Special Needs Trusts

Special needs trusts are set up for individuals with disabilities whether from birth, illness or as a result of an accident. These types of trusts, which are often created by the parents of a special needs or disabled child, can be used to help with finances, and even pay for “extras,” such as transportation, therapy, or daycare, often without affecting eligibility for government benefits. Typically, the parents act as the trustees. While there is no limit on how much money you can put into the trust, to maintain eligibility for Supplemental Security Income (SSI) and Medicaid, the funds have to be used only for extras, not for housing, clothing, or food.
Funding a Special Needs Trust
There are no limitations on how much money or what type of assets can be put into a special needs trust. In this respect, a properly written and executed special needs trust can be used to receive inheritances and gifts. Usually, the parents of the trust beneficiary are co-trustees and actively manage trust assets. In general, income from trust assets is taxable to either the trust (if the income remains in trust) or to the trust beneficiary (if income is paid out).

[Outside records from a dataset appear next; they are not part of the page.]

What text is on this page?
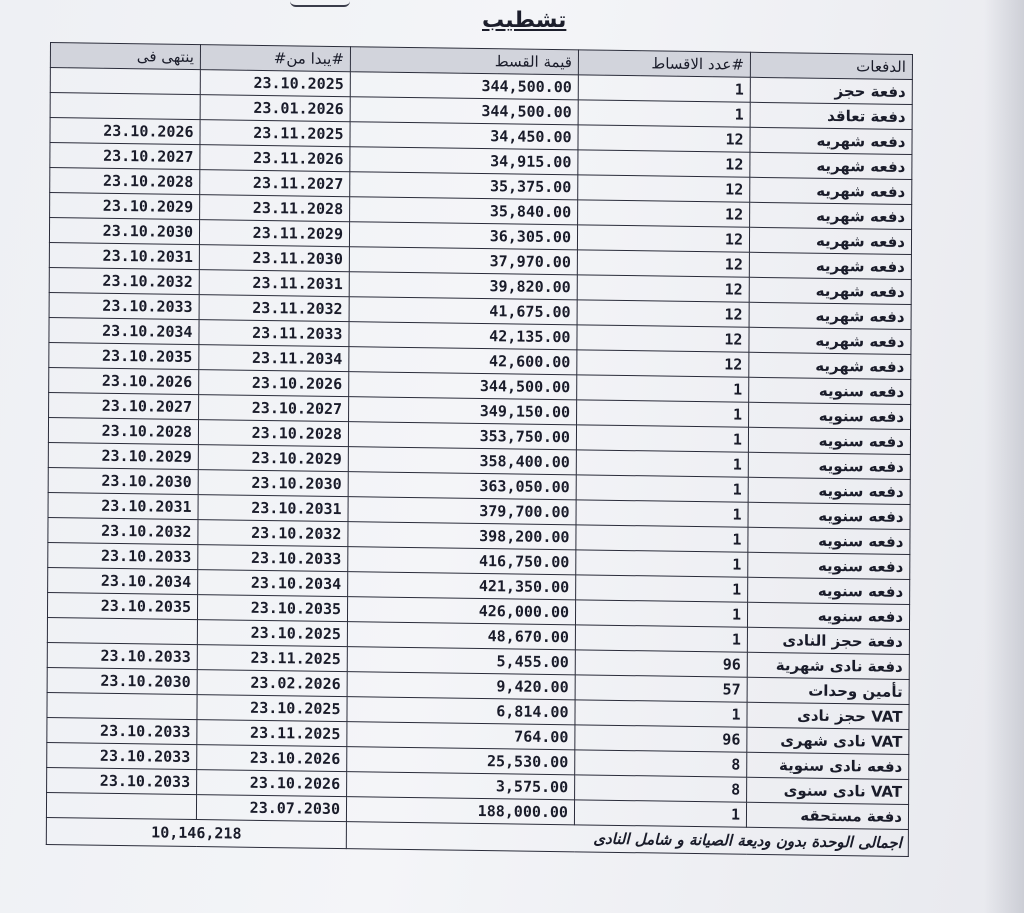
تشطيب
ينتهى فى	#يبدا من#	قيمة القسط	#عدد الاقساط	الدفعات
	23.10.2025	344,500.00	1	دفعة حجز
	23.01.2026	344,500.00	1	دفعة تعاقد
23.10.2026	23.11.2025	34,450.00	12	دفعه شهريه
23.10.2027	23.11.2026	34,915.00	12	دفعه شهريه
23.10.2028	23.11.2027	35,375.00	12	دفعه شهريه
23.10.2029	23.11.2028	35,840.00	12	دفعه شهريه
23.10.2030	23.11.2029	36,305.00	12	دفعه شهريه
23.10.2031	23.11.2030	37,970.00	12	دفعه شهريه
23.10.2032	23.11.2031	39,820.00	12	دفعه شهريه
23.10.2033	23.11.2032	41,675.00	12	دفعه شهريه
23.10.2034	23.11.2033	42,135.00	12	دفعه شهريه
23.10.2035	23.11.2034	42,600.00	12	دفعه شهريه
23.10.2026	23.10.2026	344,500.00	1	دفعه سنويه
23.10.2027	23.10.2027	349,150.00	1	دفعه سنويه
23.10.2028	23.10.2028	353,750.00	1	دفعه سنويه
23.10.2029	23.10.2029	358,400.00	1	دفعه سنويه
23.10.2030	23.10.2030	363,050.00	1	دفعه سنويه
23.10.2031	23.10.2031	379,700.00	1	دفعه سنويه
23.10.2032	23.10.2032	398,200.00	1	دفعه سنويه
23.10.2033	23.10.2033	416,750.00	1	دفعه سنويه
23.10.2034	23.10.2034	421,350.00	1	دفعه سنويه
23.10.2035	23.10.2035	426,000.00	1	دفعه سنويه
	23.10.2025	48,670.00	1	دفعة حجز النادى
23.10.2033	23.11.2025	5,455.00	96	دفعة نادى شهرية
23.10.2030	23.02.2026	9,420.00	57	تأمين وحدات
	23.10.2025	6,814.00	1	VAT حجز نادى
23.10.2033	23.11.2025	764.00	96	VAT نادى شهرى
23.10.2033	23.10.2026	25,530.00	8	دفعه نادى سنوية
23.10.2033	23.10.2026	3,575.00	8	VAT نادى سنوى
	23.07.2030	188,000.00	1	دفعة مستحقه
10,146,218		اجمالى الوحدة بدون وديعة الصيانة و شامل النادى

Special needs trusts are typically funded with gifts made to the trust by parents or others. Under current tax law, a taxpayer can make a gift of up to $15,000 in 2019 to as many individuals as he or she so chooses ($30,000 for a married couple) without incurring any federal gift taxes. This is known as the annual gift tax exclusion. Although the annual gift tax exclusion normally cannot be used for gifts made to trusts, some exceptions may warrant further exploration. In addition, the applicable
exclusion amount, which is the amount that can be excluded from estate taxes, could be used by an individual to fund a special needs trust. However, using the applicable exclusion amount during one’s lifetime eliminates its usage at the donor’s death.*
Besides making gifts to a special needs trust, it is also common to have a life insurance policy (or policies) transferred to, or purchased by, the trust. When the insured (typically a parent) dies, the policy’s death benefit proceeds become part of the trust and are used for the ongoing support of the trust’s beneficiary (the dependent with special needs).
Another benefit of a special needs trust is that it avoids probate if the parent/trust donor dies. If the parents are the trustees, they can also name a successor trustee(s) to manage trust assets, including any inheritance.
Financial Stability for the Future
A special needs trust can help ensure that a child or an adult with special needs will be provided for beyond the limitations of government benefits. Parents and caregivers may feel more confident in knowing that their child or other loved one will be cared for in the years ahead. Remember that the laws affecting the usage of special needs trusts vary from state to state. Be sure to consult a qualified professional before making any definitive arrangements.
*Under current law, federal estate taxes in 2019 have an applicable exclusion amount of $11.4 million and a top tax rate of 37% until the end of 2025.